The funniest thing about the “test” is that there are films that pass the criteria, but are terrible movies with woeful presentations of the female gender. Both of the Sex in the City movies feature horrific representations of ‘today’s woman’ whose only concern is getting married and buying shoes. The second film in particular is one of the worst examples of female depiction ever seen on film, but both movies pass with the Bechdel Test with flying colours as they talk about things other than men. The Twilight Saga and The Notebook also feature terrible depictions of female characters who strive for nothing but a ‘man in their life’ as well as stringing along other guys because they might not get the man they really want – but they both pass the test.
Do you know what else passes the test? Transformers.
That’s right, one of the most misogynistic and pornographic depictions of a children’s action figure passes the Bechdel Test as it features a scene where two named female characters talk to each other about how pretty Mikaela is rather than how annoying Shia LaBeouf is. Because of this one scene, a Michael Bay movie which features a panning shot of Megan Fox’s backside bent over a car passes the Bechdel Test.

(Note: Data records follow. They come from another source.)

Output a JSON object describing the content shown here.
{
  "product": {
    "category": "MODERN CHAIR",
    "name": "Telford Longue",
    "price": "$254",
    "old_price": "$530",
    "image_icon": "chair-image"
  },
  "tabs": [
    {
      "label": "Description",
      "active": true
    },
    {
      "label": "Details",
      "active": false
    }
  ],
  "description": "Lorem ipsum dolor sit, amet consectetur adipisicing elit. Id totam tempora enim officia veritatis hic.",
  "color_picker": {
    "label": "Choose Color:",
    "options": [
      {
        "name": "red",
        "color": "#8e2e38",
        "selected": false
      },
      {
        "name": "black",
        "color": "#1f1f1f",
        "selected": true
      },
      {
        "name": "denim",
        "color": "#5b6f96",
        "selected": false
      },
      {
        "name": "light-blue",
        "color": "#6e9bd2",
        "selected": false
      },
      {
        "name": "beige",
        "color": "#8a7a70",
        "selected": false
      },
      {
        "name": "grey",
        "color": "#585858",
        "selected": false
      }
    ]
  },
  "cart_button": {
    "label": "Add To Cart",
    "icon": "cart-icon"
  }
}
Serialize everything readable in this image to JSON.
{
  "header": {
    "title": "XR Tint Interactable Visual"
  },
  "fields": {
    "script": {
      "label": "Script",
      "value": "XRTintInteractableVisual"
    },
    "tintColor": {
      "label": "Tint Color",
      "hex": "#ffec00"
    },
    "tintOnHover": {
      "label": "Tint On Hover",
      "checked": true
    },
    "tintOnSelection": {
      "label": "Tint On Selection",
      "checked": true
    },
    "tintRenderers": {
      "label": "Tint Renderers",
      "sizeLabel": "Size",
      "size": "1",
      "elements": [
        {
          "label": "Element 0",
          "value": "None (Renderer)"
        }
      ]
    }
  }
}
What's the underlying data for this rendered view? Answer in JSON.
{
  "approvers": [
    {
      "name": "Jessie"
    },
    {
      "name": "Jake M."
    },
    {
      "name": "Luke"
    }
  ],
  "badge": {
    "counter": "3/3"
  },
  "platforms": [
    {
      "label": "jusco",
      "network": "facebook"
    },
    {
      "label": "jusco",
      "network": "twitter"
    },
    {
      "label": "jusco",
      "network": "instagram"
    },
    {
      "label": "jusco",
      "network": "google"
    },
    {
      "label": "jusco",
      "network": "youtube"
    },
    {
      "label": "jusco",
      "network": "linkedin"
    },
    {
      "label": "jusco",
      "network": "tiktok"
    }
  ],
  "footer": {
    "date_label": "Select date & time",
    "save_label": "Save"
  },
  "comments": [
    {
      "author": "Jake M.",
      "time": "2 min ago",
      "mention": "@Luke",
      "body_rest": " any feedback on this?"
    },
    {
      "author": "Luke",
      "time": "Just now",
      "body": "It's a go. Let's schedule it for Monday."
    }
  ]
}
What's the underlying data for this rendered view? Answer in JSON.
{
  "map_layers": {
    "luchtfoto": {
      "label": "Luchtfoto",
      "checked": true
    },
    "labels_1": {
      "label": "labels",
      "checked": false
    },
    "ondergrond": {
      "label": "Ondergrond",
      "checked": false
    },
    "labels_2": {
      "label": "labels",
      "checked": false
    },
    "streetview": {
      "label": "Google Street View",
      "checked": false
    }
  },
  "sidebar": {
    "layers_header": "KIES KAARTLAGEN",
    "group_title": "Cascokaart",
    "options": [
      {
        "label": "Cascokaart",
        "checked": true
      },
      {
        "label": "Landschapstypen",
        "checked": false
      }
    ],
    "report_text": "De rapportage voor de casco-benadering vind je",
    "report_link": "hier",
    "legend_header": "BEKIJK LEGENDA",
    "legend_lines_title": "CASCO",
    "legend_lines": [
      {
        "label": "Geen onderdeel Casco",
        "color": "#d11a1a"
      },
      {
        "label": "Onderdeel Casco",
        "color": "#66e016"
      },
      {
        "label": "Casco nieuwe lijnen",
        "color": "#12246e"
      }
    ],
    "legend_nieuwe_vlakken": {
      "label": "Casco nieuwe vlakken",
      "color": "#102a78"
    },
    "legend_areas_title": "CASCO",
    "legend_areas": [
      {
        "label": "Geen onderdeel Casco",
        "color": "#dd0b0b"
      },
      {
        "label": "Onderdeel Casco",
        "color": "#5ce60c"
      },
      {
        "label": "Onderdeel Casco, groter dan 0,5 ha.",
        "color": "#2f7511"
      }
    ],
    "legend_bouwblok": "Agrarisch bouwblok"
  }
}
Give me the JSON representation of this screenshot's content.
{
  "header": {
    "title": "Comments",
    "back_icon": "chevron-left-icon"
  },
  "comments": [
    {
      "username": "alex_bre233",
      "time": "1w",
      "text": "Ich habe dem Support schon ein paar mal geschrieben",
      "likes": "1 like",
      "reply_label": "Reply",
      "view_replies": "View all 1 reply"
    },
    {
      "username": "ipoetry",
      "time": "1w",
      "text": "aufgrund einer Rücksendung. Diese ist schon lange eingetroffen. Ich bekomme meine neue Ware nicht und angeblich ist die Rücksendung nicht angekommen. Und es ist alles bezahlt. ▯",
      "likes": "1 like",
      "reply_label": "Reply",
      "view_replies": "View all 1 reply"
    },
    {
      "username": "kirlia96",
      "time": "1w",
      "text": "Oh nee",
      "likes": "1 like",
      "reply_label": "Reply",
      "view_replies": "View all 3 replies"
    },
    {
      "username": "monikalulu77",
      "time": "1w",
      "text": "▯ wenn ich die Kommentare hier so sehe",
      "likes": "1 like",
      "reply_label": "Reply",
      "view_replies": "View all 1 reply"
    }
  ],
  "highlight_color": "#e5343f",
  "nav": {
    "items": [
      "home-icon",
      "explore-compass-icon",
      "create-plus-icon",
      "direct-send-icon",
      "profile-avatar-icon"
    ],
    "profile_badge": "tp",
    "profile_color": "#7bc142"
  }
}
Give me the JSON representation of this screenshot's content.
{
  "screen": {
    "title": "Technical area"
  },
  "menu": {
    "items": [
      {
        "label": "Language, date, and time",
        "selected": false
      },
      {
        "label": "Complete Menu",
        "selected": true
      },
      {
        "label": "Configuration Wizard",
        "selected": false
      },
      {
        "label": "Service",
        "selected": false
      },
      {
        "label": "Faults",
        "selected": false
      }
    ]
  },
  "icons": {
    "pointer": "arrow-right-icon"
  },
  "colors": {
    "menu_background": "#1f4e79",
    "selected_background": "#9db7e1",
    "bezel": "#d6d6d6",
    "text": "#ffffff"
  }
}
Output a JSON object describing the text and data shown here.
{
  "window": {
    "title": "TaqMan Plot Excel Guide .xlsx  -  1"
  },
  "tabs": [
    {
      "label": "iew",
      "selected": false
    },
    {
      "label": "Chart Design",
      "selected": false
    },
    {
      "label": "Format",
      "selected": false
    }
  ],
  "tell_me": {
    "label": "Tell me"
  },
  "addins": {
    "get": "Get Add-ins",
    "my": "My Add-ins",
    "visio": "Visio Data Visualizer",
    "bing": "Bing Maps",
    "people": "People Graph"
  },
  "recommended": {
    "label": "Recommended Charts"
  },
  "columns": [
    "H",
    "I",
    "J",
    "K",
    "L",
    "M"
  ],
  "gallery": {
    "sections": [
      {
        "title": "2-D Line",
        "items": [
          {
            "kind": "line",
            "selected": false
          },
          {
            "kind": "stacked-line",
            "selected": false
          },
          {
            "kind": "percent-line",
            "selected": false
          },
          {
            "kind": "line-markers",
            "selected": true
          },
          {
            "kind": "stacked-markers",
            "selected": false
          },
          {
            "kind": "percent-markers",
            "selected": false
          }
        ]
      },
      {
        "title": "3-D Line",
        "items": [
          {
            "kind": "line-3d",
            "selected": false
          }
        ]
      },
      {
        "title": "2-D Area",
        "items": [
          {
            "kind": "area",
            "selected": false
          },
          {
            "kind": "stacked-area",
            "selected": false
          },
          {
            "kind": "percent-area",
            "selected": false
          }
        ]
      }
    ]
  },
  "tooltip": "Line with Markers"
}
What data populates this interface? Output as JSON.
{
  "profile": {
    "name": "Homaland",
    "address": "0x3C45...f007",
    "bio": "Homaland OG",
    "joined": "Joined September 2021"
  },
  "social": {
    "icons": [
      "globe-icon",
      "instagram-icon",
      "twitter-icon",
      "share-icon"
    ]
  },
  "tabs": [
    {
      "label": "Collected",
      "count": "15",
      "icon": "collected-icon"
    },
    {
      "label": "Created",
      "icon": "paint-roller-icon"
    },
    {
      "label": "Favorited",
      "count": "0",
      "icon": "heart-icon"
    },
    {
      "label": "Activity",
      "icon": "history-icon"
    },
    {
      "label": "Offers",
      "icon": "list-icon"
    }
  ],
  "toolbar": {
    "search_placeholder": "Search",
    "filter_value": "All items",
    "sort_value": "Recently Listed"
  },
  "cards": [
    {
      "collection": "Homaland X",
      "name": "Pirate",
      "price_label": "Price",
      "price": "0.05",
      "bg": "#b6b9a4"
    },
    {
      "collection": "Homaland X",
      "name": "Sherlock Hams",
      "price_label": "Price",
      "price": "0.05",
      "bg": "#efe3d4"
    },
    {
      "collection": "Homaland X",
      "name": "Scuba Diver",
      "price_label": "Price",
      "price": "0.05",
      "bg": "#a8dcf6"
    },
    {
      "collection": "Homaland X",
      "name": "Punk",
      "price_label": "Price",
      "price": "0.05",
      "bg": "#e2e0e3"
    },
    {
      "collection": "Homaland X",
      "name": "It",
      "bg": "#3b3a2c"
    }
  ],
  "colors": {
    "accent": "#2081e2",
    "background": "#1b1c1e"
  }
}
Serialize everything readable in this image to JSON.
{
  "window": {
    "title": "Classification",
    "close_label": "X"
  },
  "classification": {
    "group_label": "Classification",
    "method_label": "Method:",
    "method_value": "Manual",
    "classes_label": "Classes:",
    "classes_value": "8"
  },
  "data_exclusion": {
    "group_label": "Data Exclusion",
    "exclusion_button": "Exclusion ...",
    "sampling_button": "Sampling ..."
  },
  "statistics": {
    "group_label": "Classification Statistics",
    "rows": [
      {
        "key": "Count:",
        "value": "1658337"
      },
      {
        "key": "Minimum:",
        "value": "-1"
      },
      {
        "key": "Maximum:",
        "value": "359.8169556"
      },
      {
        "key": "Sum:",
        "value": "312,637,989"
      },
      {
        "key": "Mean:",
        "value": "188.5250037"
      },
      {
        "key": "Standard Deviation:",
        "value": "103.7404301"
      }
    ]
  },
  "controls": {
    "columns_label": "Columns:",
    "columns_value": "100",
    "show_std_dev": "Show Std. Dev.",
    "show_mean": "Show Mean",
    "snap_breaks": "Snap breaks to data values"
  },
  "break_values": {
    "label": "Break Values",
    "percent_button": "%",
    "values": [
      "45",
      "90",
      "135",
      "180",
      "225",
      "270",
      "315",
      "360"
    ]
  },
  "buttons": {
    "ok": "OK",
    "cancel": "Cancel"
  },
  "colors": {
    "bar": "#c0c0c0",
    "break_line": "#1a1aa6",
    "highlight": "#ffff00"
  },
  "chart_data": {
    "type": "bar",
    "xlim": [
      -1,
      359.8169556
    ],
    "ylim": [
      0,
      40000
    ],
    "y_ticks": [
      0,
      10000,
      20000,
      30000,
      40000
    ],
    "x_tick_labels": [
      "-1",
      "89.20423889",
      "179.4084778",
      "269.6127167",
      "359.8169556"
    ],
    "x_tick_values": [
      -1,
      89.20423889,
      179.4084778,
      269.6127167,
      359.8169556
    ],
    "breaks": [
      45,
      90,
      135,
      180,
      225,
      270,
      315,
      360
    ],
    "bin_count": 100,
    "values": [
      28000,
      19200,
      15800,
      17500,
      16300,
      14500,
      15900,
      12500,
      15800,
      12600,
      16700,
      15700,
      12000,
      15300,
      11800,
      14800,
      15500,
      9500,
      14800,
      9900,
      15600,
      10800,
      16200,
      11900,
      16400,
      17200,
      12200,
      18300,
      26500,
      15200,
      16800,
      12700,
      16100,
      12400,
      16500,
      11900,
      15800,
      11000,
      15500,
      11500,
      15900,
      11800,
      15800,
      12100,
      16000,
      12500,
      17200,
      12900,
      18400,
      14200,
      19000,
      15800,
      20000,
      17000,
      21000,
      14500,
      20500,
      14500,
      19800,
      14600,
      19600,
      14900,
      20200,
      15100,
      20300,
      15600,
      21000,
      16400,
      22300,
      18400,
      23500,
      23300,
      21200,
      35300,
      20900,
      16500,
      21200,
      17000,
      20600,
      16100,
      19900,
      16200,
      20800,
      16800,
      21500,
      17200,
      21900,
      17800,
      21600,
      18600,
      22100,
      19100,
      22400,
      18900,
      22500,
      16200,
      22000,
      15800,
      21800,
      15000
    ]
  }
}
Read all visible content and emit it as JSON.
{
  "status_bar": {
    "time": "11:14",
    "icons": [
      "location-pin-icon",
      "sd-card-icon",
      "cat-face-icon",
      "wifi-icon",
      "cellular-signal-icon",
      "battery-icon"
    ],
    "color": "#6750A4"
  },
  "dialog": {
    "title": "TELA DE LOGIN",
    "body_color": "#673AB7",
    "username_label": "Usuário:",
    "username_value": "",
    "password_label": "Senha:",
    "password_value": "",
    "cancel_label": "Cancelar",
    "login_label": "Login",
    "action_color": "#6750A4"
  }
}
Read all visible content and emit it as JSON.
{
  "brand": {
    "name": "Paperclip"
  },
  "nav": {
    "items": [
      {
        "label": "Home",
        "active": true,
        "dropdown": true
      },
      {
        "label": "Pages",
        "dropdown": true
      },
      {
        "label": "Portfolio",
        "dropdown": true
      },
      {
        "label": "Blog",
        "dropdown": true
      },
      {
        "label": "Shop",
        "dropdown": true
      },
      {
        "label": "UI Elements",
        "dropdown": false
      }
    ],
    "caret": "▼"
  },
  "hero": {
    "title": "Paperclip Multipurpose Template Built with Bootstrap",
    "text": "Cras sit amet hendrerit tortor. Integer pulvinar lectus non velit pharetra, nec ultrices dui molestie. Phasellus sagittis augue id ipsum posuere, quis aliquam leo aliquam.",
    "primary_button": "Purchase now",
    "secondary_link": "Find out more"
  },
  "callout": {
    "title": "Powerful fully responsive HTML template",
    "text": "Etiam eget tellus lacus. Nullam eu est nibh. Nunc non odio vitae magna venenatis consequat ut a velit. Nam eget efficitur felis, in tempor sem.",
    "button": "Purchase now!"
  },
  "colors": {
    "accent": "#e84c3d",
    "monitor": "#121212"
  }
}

This is what happens when you put more focus on gender than you do character. Ripley is not defined by her chromosomes but rather her character’s ability to get out of life or death situations. If the writers get the characters right then it doesn’t matter if there is an equal balance of gender roles. Furthermore, some films do not require to pass the Bechdel Test in order to be a success. Mud is one of the best films to be released this year, but it’s story is about a boys trust in a father figure during his parent’s divorce and therefore didn’t call for two women to be in the same room talking about things other than men. So why force it in? Robot & Frank is a beautiful and touching movie about an old man battling with dementia, but my enjoyment of it was not marred by the fact that the two named female characters do not interact because the story didn’t require them to do so.
Prometheus is another movie that passes the test with flying colours, but it doesn’t stop it being a stupid movie that makes no sense, because the script reads like the writings of a bad science fiction author trying to get all of his ideas into his first book. Should its idiocy be given forgiven because it passes the test?
I’d like to think that Bechdel put this “test” together with her tongue placed firmly in her cheek (the comic would suggest so), because taking it seriously exposes it for how flawed it is. What I worry is that many people are taking it seriously – especially in film critic circles.
It is true that female characters are poorly represented within the medium, but this test is not the way to prove that. A better argument is that there is a lack of women in positions of power in the business, but this is an industry that didn’t give Behind The Candelabra a US cinematic release because a story of a gay couple was considered to be “taboo”. I can’t see it changing anytime soon.
Much like Siskel and Ebert’s ‘Thumbs Up, Thumbs Down’ method of film criticism, the Bechdel Test comes down to nothing more than binary judgement. A film should not live or die by its portrayal of a gender but instead by its portrayal of characters.